Eggli sagt dazu: “Den Unternehmen empfehlen wir, ihre Zahlen möglichst transparent zu publizieren, damit sich die interessierten Anleger entsprechend informieren können.” Und sie ergänzt: “Während Parkn’Sleep und Nanimale ihre letzten Abschlüsse im Rahmen der Kampagne veröffentlichen, geben Yamo und ElleXX den Investorinnen und Investoren Einblick auf Anfrage.”

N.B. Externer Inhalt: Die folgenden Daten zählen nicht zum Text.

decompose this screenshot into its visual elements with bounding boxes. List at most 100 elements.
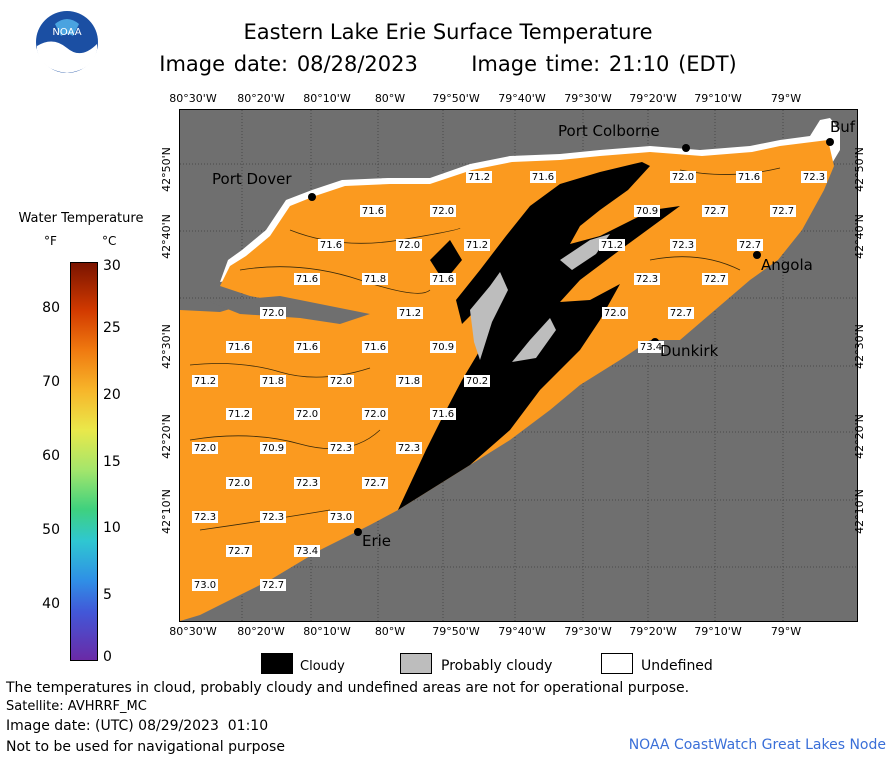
temperature-label: 71.6 — [430, 273, 456, 285]
temperature-label: 72.7 — [770, 205, 796, 217]
temperature-label: 71.8 — [260, 375, 286, 387]
lon-label: 79°W — [770, 92, 802, 105]
lon-label: 79°50'W — [432, 92, 480, 105]
temperature-label: 71.2 — [226, 408, 252, 420]
temperature-value: 72.3 — [330, 443, 352, 454]
noaa-logo-icon: NOAA — [36, 11, 98, 73]
temperature-label: 70.2 — [464, 375, 490, 387]
probably-cloudy-area — [470, 272, 508, 360]
lon-label: 80°30'W — [169, 625, 217, 638]
temperature-label: 72.3 — [328, 442, 354, 454]
temperature-value: 72.0 — [330, 376, 352, 387]
probably-cloudy-area-3 — [512, 318, 556, 362]
legend-swatch-undefined — [601, 653, 633, 674]
lon-label: 80°30'W — [169, 92, 217, 105]
temperature-value: 70.9 — [636, 206, 658, 217]
temperature-label: 72.3 — [801, 171, 827, 183]
temperature-label: 72.7 — [737, 239, 763, 251]
temperature-value: 71.2 — [228, 409, 250, 420]
colorbar-unit-f: °F — [44, 234, 57, 248]
temperature-value: 73.4 — [296, 546, 318, 557]
legend-swatch-cloudy — [261, 653, 293, 674]
lat-label: 42°10'N — [852, 489, 866, 534]
temperature-label: 72.0 — [294, 408, 320, 420]
lon-label: 79°40'W — [498, 92, 546, 105]
temperature-value: 71.6 — [432, 274, 454, 285]
lon-label: 80°20'W — [237, 625, 285, 638]
temperature-label: 71.2 — [599, 239, 625, 251]
lon-label: 79°20'W — [629, 625, 677, 638]
colorbar-tick-f: 80 — [42, 300, 60, 316]
lat-label: 42°40'N — [852, 214, 866, 259]
temperature-value: 71.6 — [362, 206, 384, 217]
colorbar-tick-f: 40 — [42, 596, 60, 612]
city-label-angola: Angola — [761, 256, 813, 274]
lat-label: 42°20'N — [852, 414, 866, 459]
temperature-value: 72.7 — [670, 308, 692, 319]
lat-label: 42°50'N — [159, 147, 173, 192]
colorbar-tick-f: 70 — [42, 374, 60, 390]
map-panel: 71.2 71.6 72.0 71.6 72.3 71.6 72.0 70.9 72.7 72.7… — [180, 110, 857, 621]
lat-label: 42°30'N — [852, 324, 866, 369]
lon-label: 80°W — [374, 92, 406, 105]
temperature-value: 72.7 — [262, 580, 284, 591]
temperature-label: 72.7 — [702, 205, 728, 217]
temperature-labels: 71.2 71.6 72.0 71.6 72.3 71.6 72.0 70.9 72.7 72.7… — [192, 171, 827, 591]
colorbar-tick-f: 50 — [42, 522, 60, 538]
temperature-label: 71.6 — [736, 171, 762, 183]
satellite-text: Satellite: AVHRRF_MC — [6, 699, 147, 714]
temperature-value: 71.6 — [738, 172, 760, 183]
lon-label: 79°20'W — [629, 92, 677, 105]
noaa-logo: NOAA — [35, 10, 99, 74]
lat-label: 42°10'N — [159, 489, 173, 534]
temperature-label: 71.6 — [360, 205, 386, 217]
temperature-value: 73.0 — [330, 512, 352, 523]
city-marker-buffalo — [826, 138, 834, 146]
colorbar-tick-c: 30 — [103, 258, 121, 274]
city-marker-angola — [753, 251, 761, 259]
temperature-label: 72.0 — [602, 307, 628, 319]
temperature-value: 72.7 — [772, 206, 794, 217]
temperature-label: 72.3 — [192, 511, 218, 523]
temperature-label: 71.6 — [226, 341, 252, 353]
temperature-label: 72.0 — [670, 171, 696, 183]
city-label-port-colborne: Port Colborne — [558, 122, 660, 140]
temperature-value: 71.6 — [296, 274, 318, 285]
temperature-value: 71.6 — [296, 342, 318, 353]
temperature-value: 72.7 — [228, 546, 250, 557]
lon-label: 79°30'W — [564, 625, 612, 638]
colorbar-tick-c: 25 — [103, 320, 121, 336]
colorbar-tick-c: 15 — [103, 454, 121, 470]
temperature-value: 72.0 — [672, 172, 694, 183]
utc-date-text: Image date: (UTC) 08/29/2023 01:10 — [6, 718, 269, 734]
temperature-value: 72.3 — [636, 274, 658, 285]
temperature-value: 72.0 — [432, 206, 454, 217]
colorbar-title: Water Temperature — [18, 211, 144, 226]
temperature-label: 72.0 — [430, 205, 456, 217]
temperature-label: 72.0 — [226, 477, 252, 489]
temperature-label: 73.4 — [638, 341, 664, 353]
temperature-value: 72.0 — [262, 308, 284, 319]
temperature-value: 72.0 — [398, 240, 420, 251]
cloud-area-2 — [430, 240, 462, 282]
temperature-value: 71.8 — [262, 376, 284, 387]
temperature-value: 70.9 — [262, 443, 284, 454]
temperature-value: 72.0 — [364, 409, 386, 420]
temperature-value: 70.2 — [466, 376, 488, 387]
lon-label: 80°10'W — [303, 92, 351, 105]
temperature-label: 71.6 — [362, 341, 388, 353]
legend-label-undefined: Undefined — [641, 658, 713, 674]
temperature-label: 71.6 — [318, 239, 344, 251]
lon-label: 79°50'W — [432, 625, 480, 638]
temperature-label: 73.0 — [192, 579, 218, 591]
temperature-label: 72.7 — [702, 273, 728, 285]
lon-label: 79°W — [770, 625, 802, 638]
image-time: Image time: 21:10 (EDT) — [471, 52, 737, 76]
colorbar-unit-c: °C — [102, 234, 117, 248]
temperature-value: 71.8 — [364, 274, 386, 285]
temperature-label: 73.0 — [328, 511, 354, 523]
temperature-value: 73.4 — [640, 342, 662, 353]
temperature-label: 72.0 — [328, 375, 354, 387]
city-marker-port-colborne — [682, 144, 690, 152]
temperature-value: 71.8 — [398, 376, 420, 387]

Lukas Imhof, CEO von Parkn’Sleep, sagt: “Für Investoren, die in eine digitale Plattform investieren, ist Transparenz das Wichtigste. Deshalb war für uns klar, so viel wie möglich offenzulegen.” Im Fall von Parkn’Sleep waren es eben Bilanz und Erfolgsrechnung.

Eine Anfrage, warum ElleXX “nur” den Umsatz veröffentlicht und nicht zusätzlich weitere Finanzkennzahlen, liess ElleXX-CEO Patrizia Laeri unbeantwortet. Ebenfalls keine Auskunft gab Laeri auf die Frage, warum ElleXX sich neuerdings als Fintech bezeichnet. Als das Unternehmen Ende Oktober 2021 startete, bezeichnete es sich als “unabhängige Finanz-Medien-Plattform für Frauen”. Klar ist, dass ein Fintech in der Start-up-Welt höher bewertet wird als ein Medienunternehmen.

Transparenz scheint sich auf Oomnium auszuzahlen. Sechs Tage vor dem Ende des Crowdinvestings haben Parkn’Sleep und Nanimale ihr Minimalziel um 56 und 37 Prozent übertroffen. ElleXX liegt aktuell 16 Prozent über dem Minimalziel. Schwieriger sieht es für Yamo aus: Die Babynahrungsfirma konnte erst die Hälfte der angepeilten Summe einnehmen.